Через несколько минут во двор заезжает серебристый мерседес. Через три часа у его владельца заседание КДК.

– Здорово. Я жену в Петровском парке оставил гулять, а сам за продуктами заехал, – рассказывает Пономарев, доставая с заднего сиденья два пакета из «Азбуки Вкуса».

Заходим в подъезд. Пономарев замечает кошку, примостившуюся у одной из дверей на первом этаже.

– Ах ты, бедная кошка, одна тут живешь. – жалеет Владимир Алексеевич. – А у меня своя есть. Ева, Евуша. Она испугается поначалу, но потом привыкнет.

Десятью этажами выше нас встречает 5-летняя Ева. В коридоре висят фотографии супруги Владимира Алексеевича Ирины и самого Пономарева с автографами: «Другу Владимиру – от Пеле». Левее – цветное фото бронзовой сборной-1966.

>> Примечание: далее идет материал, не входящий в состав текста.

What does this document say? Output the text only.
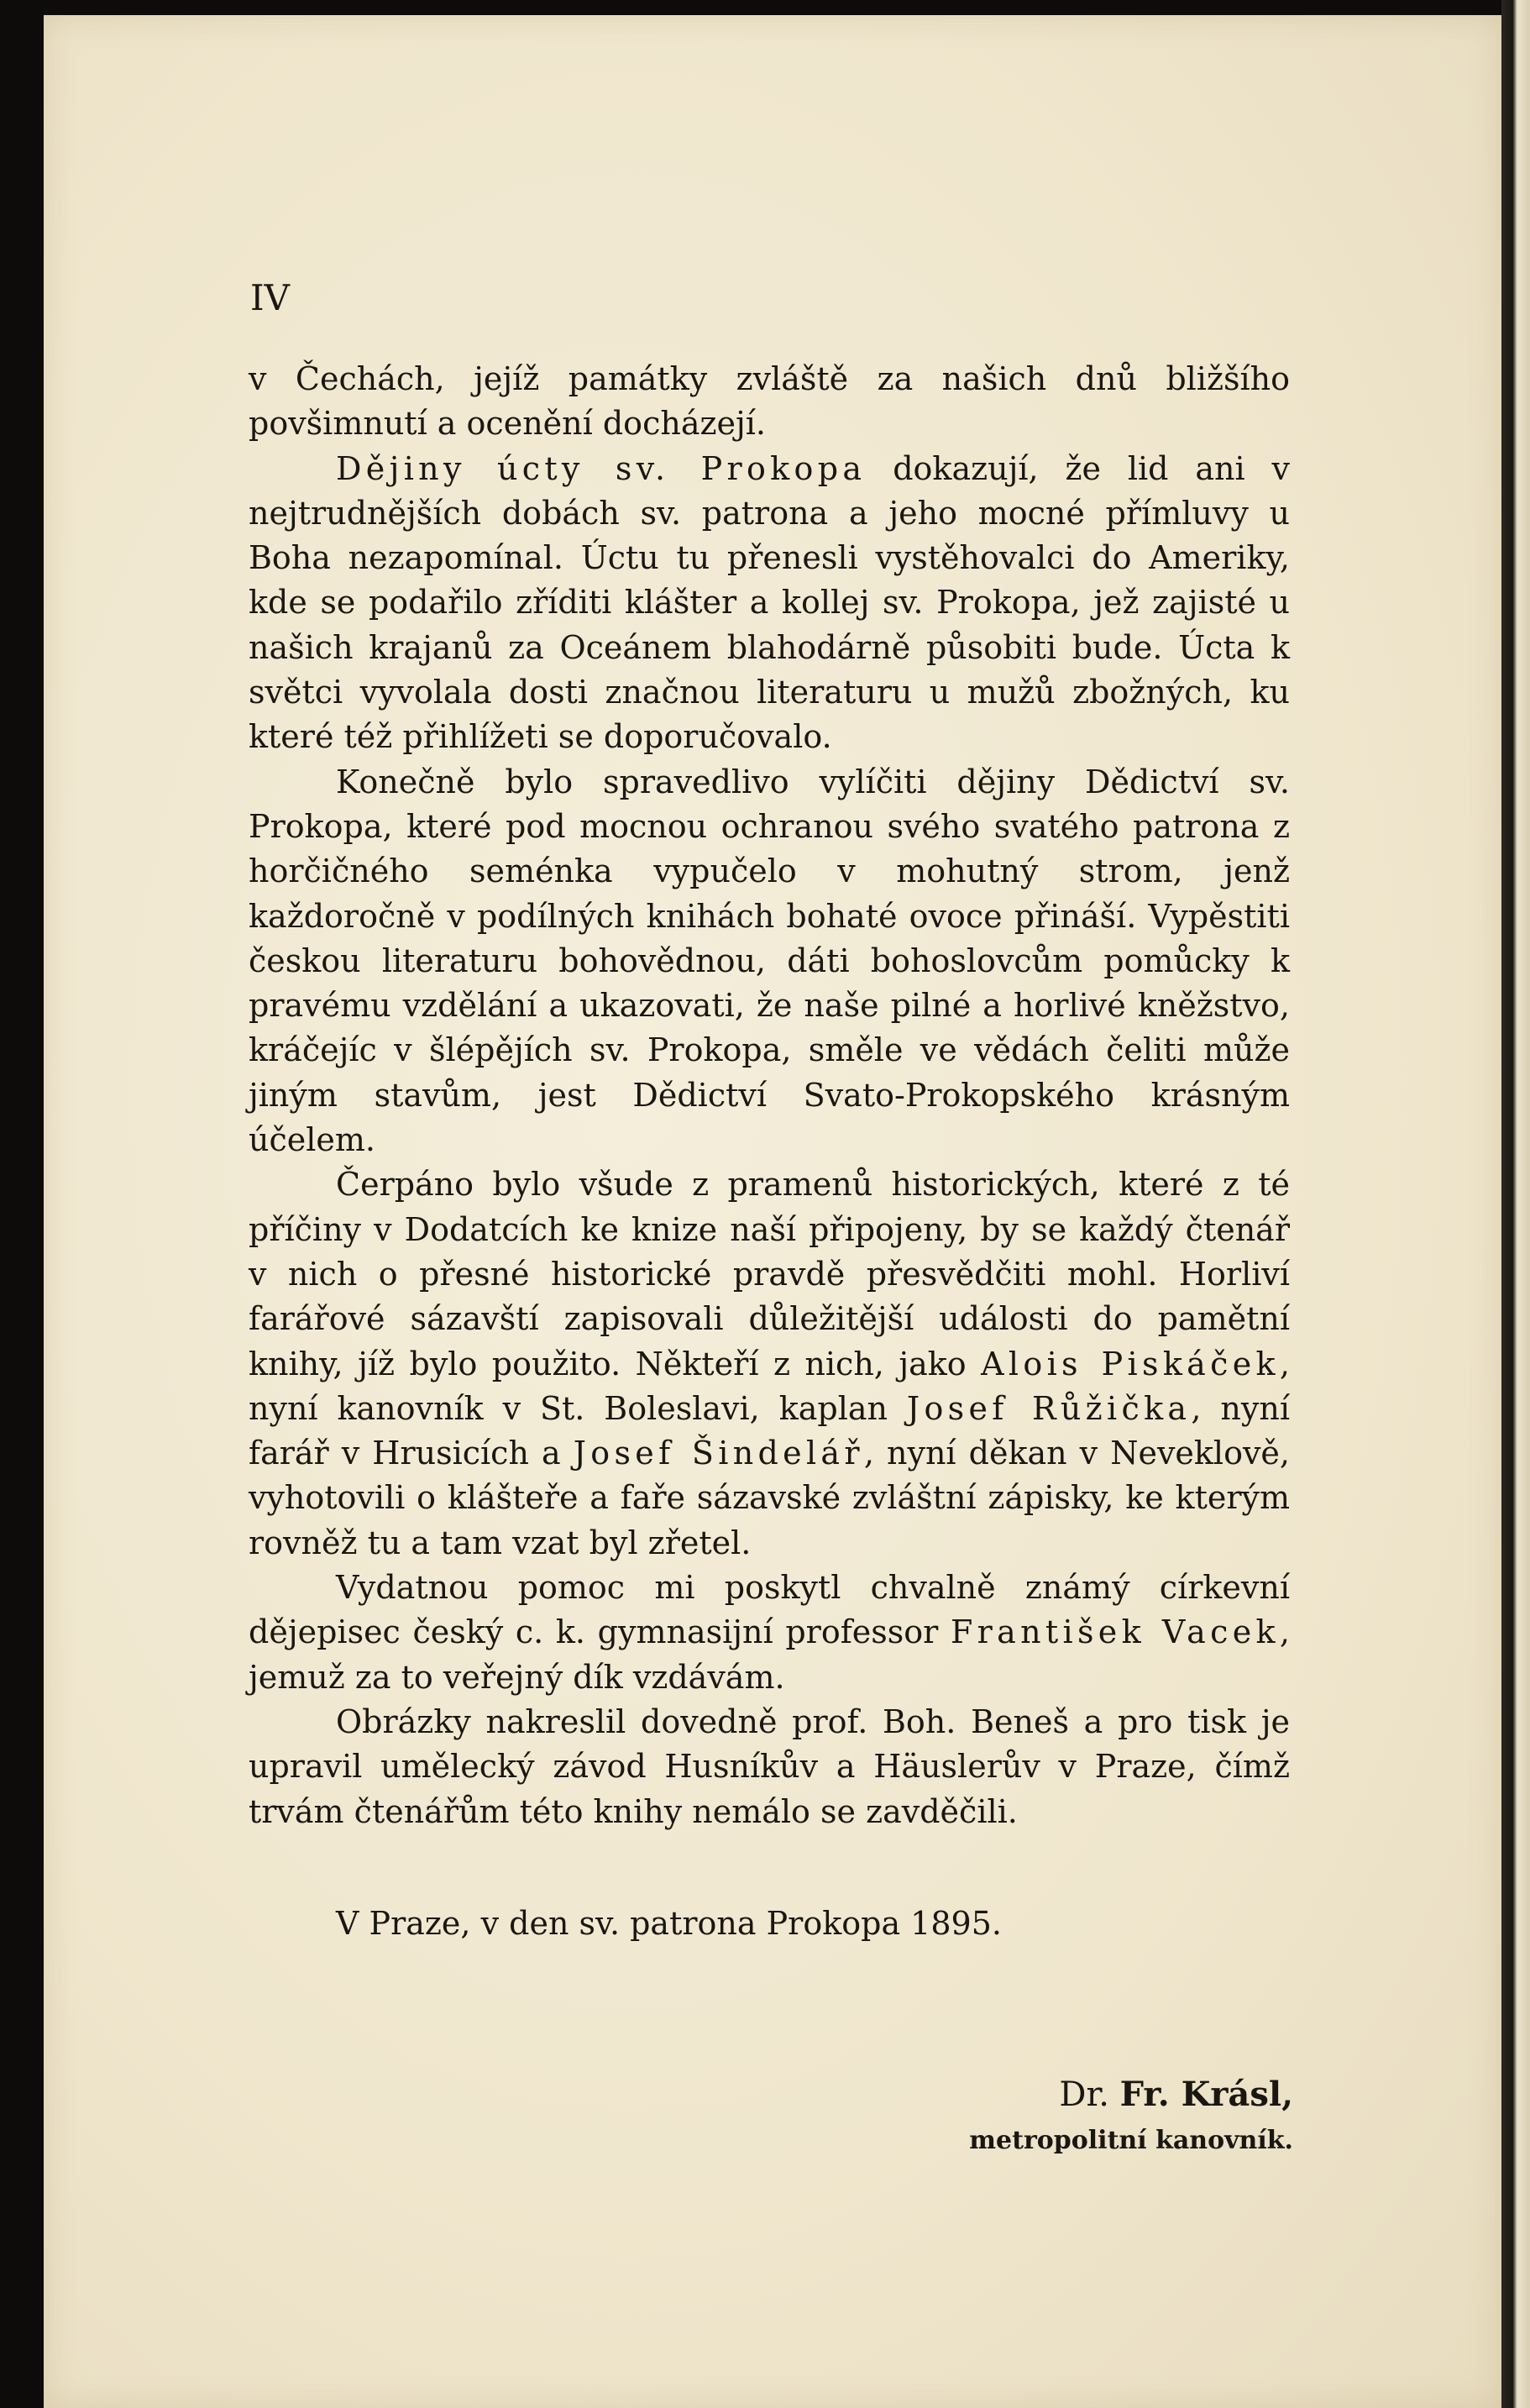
IV

v Čechách, jejíž památky zvláště za našich dnů bližšího povšimnutí a ocenění docházejí.

Dějiny úcty sv. Prokopa dokazují, že lid ani v nejtrudnějších dobách sv. patrona a jeho mocné přímluvy u Boha nezapomínal. Úctu tu přenesli vystěhovalci do Ameriky, kde se podařilo zříditi klášter a kollej sv. Prokopa, jež zajisté u našich krajanů za Oceánem blahodárně působiti bude. Úcta k světci vyvolala dosti značnou literaturu u mužů zbožných, ku které též přihlížeti se doporučovalo.

Konečně bylo spravedlivo vylíčiti dějiny Dědictví sv. Prokopa, které pod mocnou ochranou svého svatého patrona z horčičného seménka vypučelo v mohutný strom, jenž každoročně v podílných knihách bohaté ovoce přináší. Vypěstiti českou literaturu bohovědnou, dáti bohoslovcům pomůcky k pravému vzdělání a ukazovati, že naše pilné a horlivé kněžstvo, kráčejíc v šlépějích sv. Prokopa, směle ve vědách čeliti může jiným stavům, jest Dědictví Svato-Prokopského krásným účelem.

Čerpáno bylo všude z pramenů historických, které z té příčiny v Dodatcích ke knize naší připojeny, by se každý čtenář v nich o přesné historické pravdě přesvědčiti mohl. Horliví farářové sázavští zapisovali důležitější události do pamětní knihy, jíž bylo použito. Někteří z nich, jako Alois Piskáček, nyní kanovník v St. Boleslavi, kaplan Josef Růžička, nyní farář v Hrusicích a Josef Šindelář, nyní děkan v Neveklově, vyhotovili o klášteře a faře sázavské zvláštní zápisky, ke kterým rovněž tu a tam vzat byl zřetel.

Vydatnou pomoc mi poskytl chvalně známý církevní dějepisec český c. k. gymnasijní professor František Vacek, jemuž za to veřejný dík vzdávám.

Obrázky nakreslil dovedně prof. Boh. Beneš a pro tisk je upravil umělecký závod Husníkův a Häuslerův v Praze, čímž trvám čtenářům této knihy nemálo se zavděčili.

V Praze, v den sv. patrona Prokopa 1895.
Dr. Fr. Krásl,
metropolitní kanovník.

- Как готовились к чемпионату мира?

- Перед отправкой в Лондон нас привезли в Швецию, где нам предстояло провести пару игр. Приехали ночью, не разобрались – а наутро оказалось, что поселились в женском пансионате. Девчонок было – ну мо-о-оре. Они там жили, занимались спортом. Наш тренер Николай Петрович Морозов, как проснулся и увидел весь этот контингент, сказал: «Все, уезжаем отсюда».

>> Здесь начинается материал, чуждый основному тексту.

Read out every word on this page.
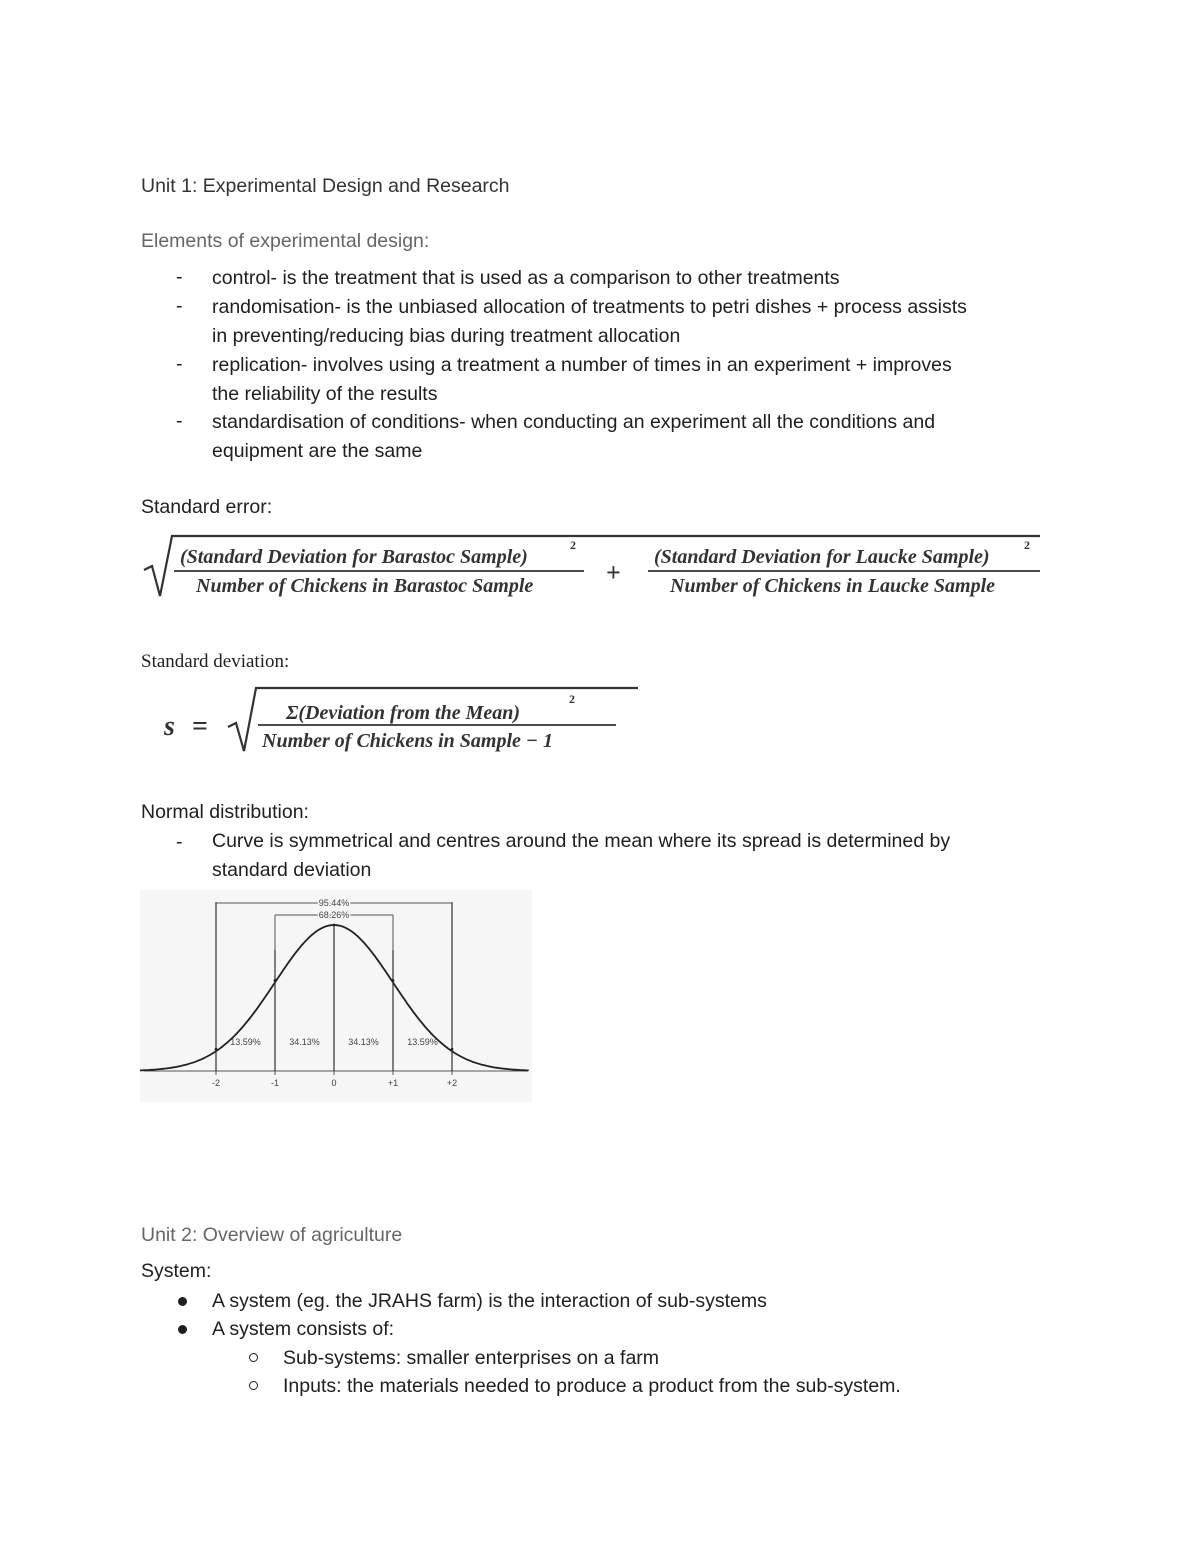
Unit 1: Experimental Design and Research
Elements of experimental design:
- control- is the treatment that is used as a comparison to other treatments
- randomisation- is the unbiased allocation of treatments to petri dishes + process assists
in preventing/reducing bias during treatment allocation
- replication- involves using a treatment a number of times in an experiment + improves
the reliability of the results
- standardisation of conditions- when conducting an experiment all the conditions and
equipment are the same
Standard error:
(Standard Deviation for Barastoc Sample)
2
Number of Chickens in Barastoc Sample	+
(Standard Deviation for Laucke Sample)
2
Number of Chickens in Laucke Sample
Standard deviation:
s =	Σ(Deviation from the Mean)
2
Number of Chickens in Sample − 1
Normal distribution:
- Curve is symmetrical and centres around the mean where its spread is determined by
standard deviation
95.44%
68.26%
13.59%	34.13%	34.13%	13.59%
-2	-1	0	+1	+2
Unit 2: Overview of agriculture
System:
A system (eg. the JRAHS farm) is the interaction of sub-systems
A system consists of:
Sub-systems: smaller enterprises on a farm
Inputs: the materials needed to produce a product from the sub-system.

- Но вы ведь не смирились?

- Уговорили Петровича остаться. Днем тренировались, вечером ходили на дискотеки. Еще был случай. На всех нас были тяжелые шерстяные спортивные костюмы с большими буквами СССР. А рядом – бассейн, в котором Петрович нам категорически запретил купаться: «Расслабляет, – видите ли, – организм». Забрался я на 5-метровую вышку, а внизу, на трибунах – Численко, Воронин, Малафеев, Банишевский, еще кто-то. Число кричит: «Ну чего? Прыгнешь с 5-метровой вышки?».

- Не растерялись?

- Отвечаю: «Собирайте по 20 долларов – прыгну». Гляжу: Валерка Воронин и правда начал деньги собирать. 100 долларов набралось. Я оглядываюсь, подхожу к краю вышки. Уже прыгаю, глядь: открывается дверь и выходит Петрович Морозов. Я лечу вниз и смотрю на него, а он на меня. Еле выплыл – костюм тяжелый, рукава растянулись. Петрович наблюдает, как я с себя размокшую одежду снимаю: «Зайдешь ко мне».

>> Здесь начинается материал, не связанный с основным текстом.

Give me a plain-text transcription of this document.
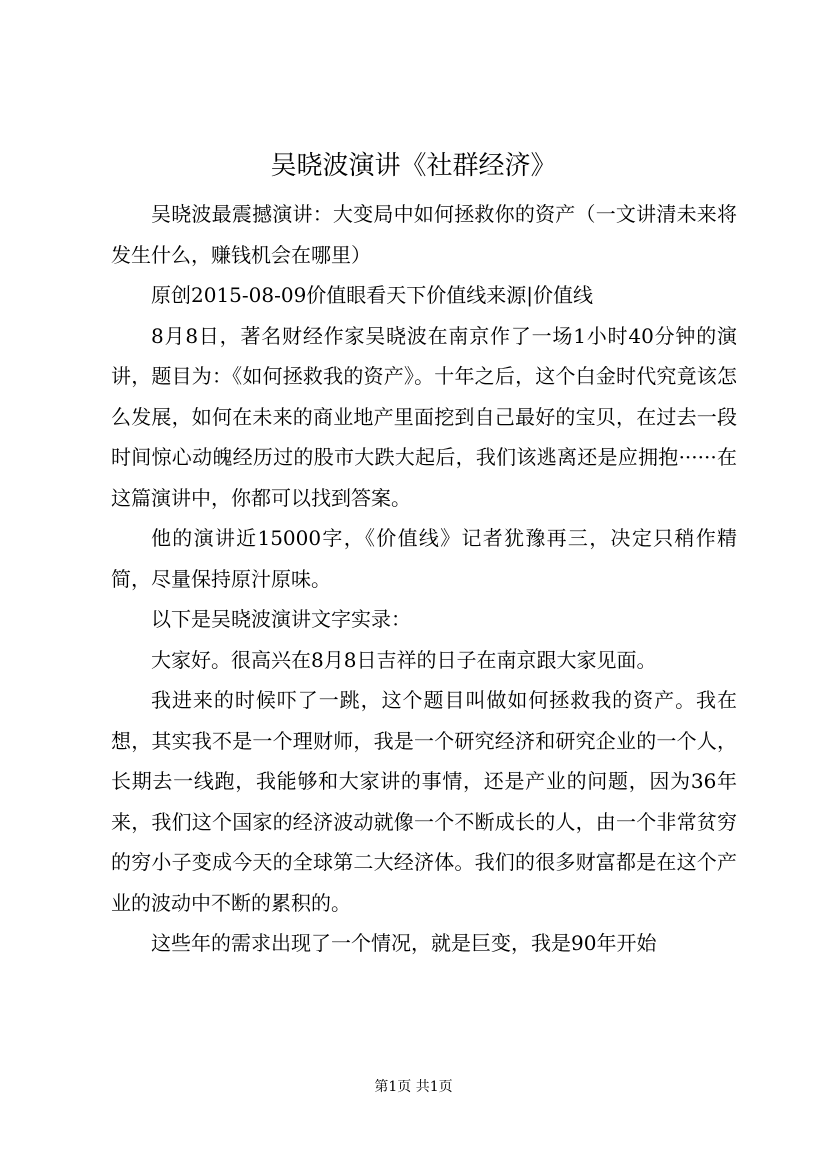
吴晓波演讲《社群经济》

吴晓波最震撼演讲：大变局中如何拯救你的资产（一文讲清未来将发生什么，赚钱机会在哪里）

原创2015-08-09价值眼看天下价值线来源|价值线

8月8日，著名财经作家吴晓波在南京作了一场1小时40分钟的演讲，题目为：《如何拯救我的资产》。十年之后，这个白金时代究竟该怎么发展，如何在未来的商业地产里面挖到自己最好的宝贝，在过去一段时间惊心动魄经历过的股市大跌大起后，我们该逃离还是应拥抱······在这篇演讲中，你都可以找到答案。

他的演讲近15000字，《价值线》记者犹豫再三，决定只稍作精简，尽量保持原汁原味。

以下是吴晓波演讲文字实录：

大家好。很高兴在8月8日吉祥的日子在南京跟大家见面。

我进来的时候吓了一跳，这个题目叫做如何拯救我的资产。我在想，其实我不是一个理财师，我是一个研究经济和研究企业的一个人，长期去一线跑，我能够和大家讲的事情，还是产业的问题，因为36年来，我们这个国家的经济波动就像一个不断成长的人，由一个非常贫穷的穷小子变成今天的全球第二大经济体。我们的很多财富都是在这个产业的波动中不断的累积的。

这些年的需求出现了一个情况，就是巨变，我是90年开始

第1页 共1页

- Но 100 долларов-то получили?

- Получил. Захожу к тренеру. Сидит Петрович, рядом доктор Золотов. «Ну что, сиганул?» – «Да нет, – отвечаю, – упал». – «Да я видел, как ты упал. Хоть не даром?» – «Да нет, вот 100 долларов». – «Ну ладно, иди». Интересный был мужик.

- Чего вы ждали от чемпионата мира?

- Мы рассматривали его как увеселительную прогулку. Команда подобралась очень сильная – и морально, и физически. Несколько раз прошли всю Южную Америку, с Аргентиной дрались. Ведем 1:0, Лева наглухо взял мяч, аргентинец подлетает и бьет Яшину бутсой по лицу. Валентин Афонин, видя такое дело, тут же развернулся и вмазал аргентинцу в челюсть. Пошла потасовка команда на команду. С трибун выскочили болельщики. Аргентина обратилась с нотой к нашему правительству, что русские устроили драку на футбольном поле. В общем, мы уже ничего не боялись.

- На какое место замахивались?

- Даже не думали об этом. Из группы выйдем – это знали точно. А дальше – как получится. Получилось, что вышли в полуфинал. Ту игру с немцами провалили не только мы, но и судьи. Игоря Численко выгнали с поля. Йожеф Сабо подвернул голеностоп и простоял всю оставшуюся игру, поскольку замены были запрещены. Шестернев серьезно травмировал плечо. Играли по сути вдевятером. В конце могли сравнять, но судьи все равно не дали бы нам выйти в финал.

- Почему?

- Потому что «всё, ребята, куда вы рыпаетесь, вы свое взяли». Мы только потом узнали, как ФИФА к нам относилась. Финал – это деньги, коммерция. Они знали, кого надо туда впускать. Все думали, что мы еще с венграми ляжем, но нет, нам дали выиграть. У Венгрии обалденная команда была, они тогда бразильцев обыграли.

- Противостояние с Германией как-то нагнеталось накануне полуфинала?

- Повалило множество писем. Даже уголовники писали: «Если проиграете, объявим голодовку». Так и не покушали ребята. После победы в четвертьфинале главный тренер Морозов собрал нас и заявил: «Вы сделали большое дело. Еще лет 50 его никто не повторит». Почти угадал Николай Петрович – 46 уже прошло.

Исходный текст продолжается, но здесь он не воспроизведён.